17 October 2018
The Primacy to Survive
Human beings have the power to worry themselves sick over the irrelevant infatuations of life, failing to register that any action paramount to existence happens for a reason. In his novel Life of Pi, Yann Martel tests his audience by presenting a story so vast in wisdom and imagination that one forgets its predetermined fictional heritage. Pi Patel, helpless on a lifeboat in the Pacific Ocean with a bengal tiger, rationalizes his situation by operating on every ultimatum he encounters: “Survival had to start with me. In my experience, a castaway's worst mistake is to hope too much and do too little” (Martel, 186). While life-preserving action is necessary to survive inevitable death, a strong faith in the impractical ultimately leads Pi to salvation. To be delivered from sin, Pi must liberate himself from his past deeds and trust in faith and imagination to set him free.

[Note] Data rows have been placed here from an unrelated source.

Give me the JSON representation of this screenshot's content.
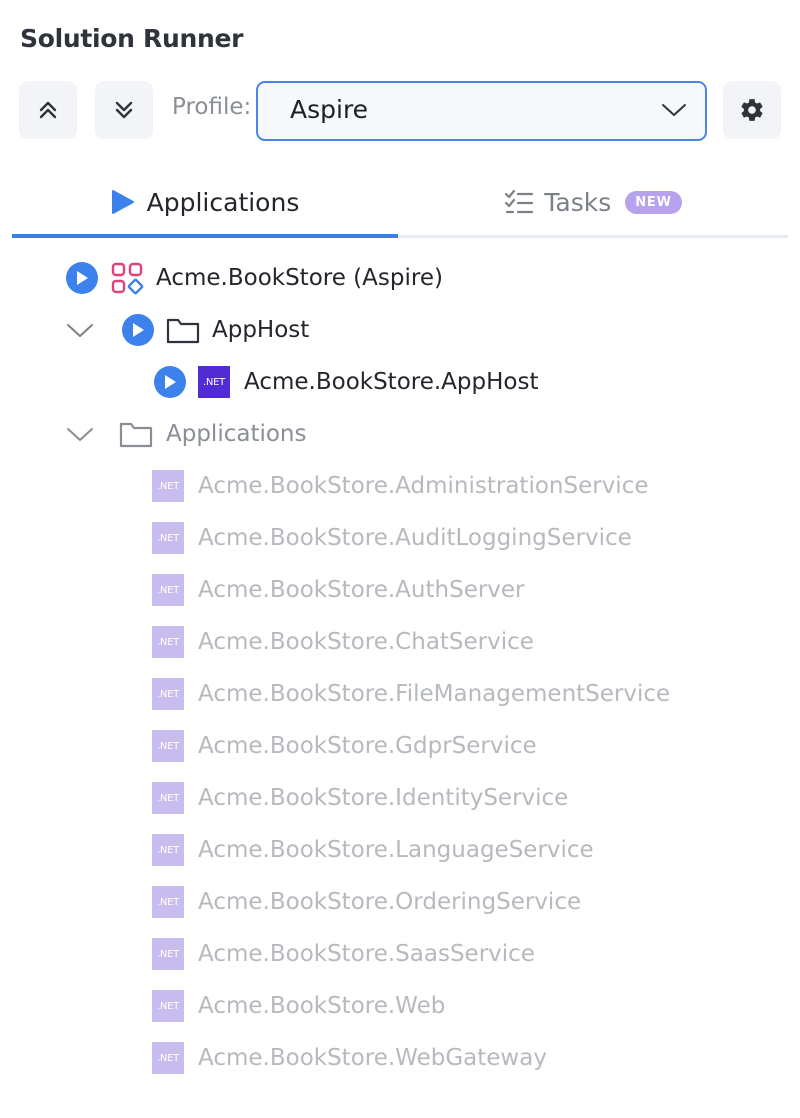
{
  "panel": {
    "title": "Solution Runner"
  },
  "toolbar": {
    "collapse_all_icon": "double-chevron-up-icon",
    "expand_all_icon": "double-chevron-down-icon",
    "profile_label": "Profile:",
    "profile_value": "Aspire",
    "settings_icon": "gear-icon"
  },
  "tabs": [
    {
      "label": "Applications",
      "icon": "play-icon",
      "active": true
    },
    {
      "label": "Tasks",
      "icon": "checklist-icon",
      "badge": "NEW",
      "active": false
    }
  ],
  "tree": {
    "root": {
      "label": "Acme.BookStore (Aspire)",
      "icon": "aspire-icon"
    },
    "apphost_folder": {
      "label": "AppHost",
      "expanded": true
    },
    "apphost_project": {
      "label": "Acme.BookStore.AppHost",
      "net_label": ".NET"
    },
    "applications_folder": {
      "label": "Applications",
      "expanded": true
    },
    "applications": [
      "Acme.BookStore.AdministrationService",
      "Acme.BookStore.AuditLoggingService",
      "Acme.BookStore.AuthServer",
      "Acme.BookStore.ChatService",
      "Acme.BookStore.FileManagementService",
      "Acme.BookStore.GdprService",
      "Acme.BookStore.IdentityService",
      "Acme.BookStore.LanguageService",
      "Acme.BookStore.OrderingService",
      "Acme.BookStore.SaasService",
      "Acme.BookStore.Web",
      "Acme.BookStore.WebGateway"
    ]
  },
  "colors": {
    "accent": "#3d82ec",
    "net_brand": "#512bd4",
    "badge": "#b7a2ee",
    "aspire": "#e0407b"
  }
}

As Pi reflects on his traumatic experience on the lifeboat, he acknowledges those who preserve his emotional condition: “It’s the plain truth: without Richard Parker, I wouldn’t be alive today to tell you my story” (Martel, 182). His consuming fear of this large, 450-pound tiger is ironically the very sentiment that keeps him alive and preserves his sanity. Richard Parker acts as a distraction from the immense loss that lingers nearby. The overwhelming grief of his family and traditional life is detrimental to his mind, especially when accompanied by feelings of loneliness and distress. Pi also understands that Richard Parker is inescapably stronger than him, so this inevitability of death contrastingly inspires him to pursue life:
You might think I lost all hope at that point. And I did. And as a result, I perked up and felt much better. To cope with a hyena seemed remotely possible, but I was so obviously outmatched by Richard Parker that it wasn’t even worth worrying about. With a tiger aboard, my life was over. With that being settled, why not do something about my parched throat? (Martel, 149)
A crucial element of survival includes the acceptance of reality, just as a part of Pi’s journey to salvation is recognizing his past sins before progressing in life: “All living things contain a measure of madness that moves them in strange, sometimes inexplicable ways. This madness can be saving; it is part and parcel of the ability to adapt. Without it, no species would survive” (Martel, 44-45). Although too much hope is dangerous for any castaway, Pi’s ability to hold onto a small fragment of promise allows him to process reality with caution.
When life simplifies itself to merely conserving existence, all supplementary concerns become inferior. This includes tending to the life of a murderous cook, whom Pi vengefully kills and feasts on to survive. Richard Parker killing the blind Frenchman provides insight on the animalistic instinct that overcomes Pi when he kills the cook. The conversation...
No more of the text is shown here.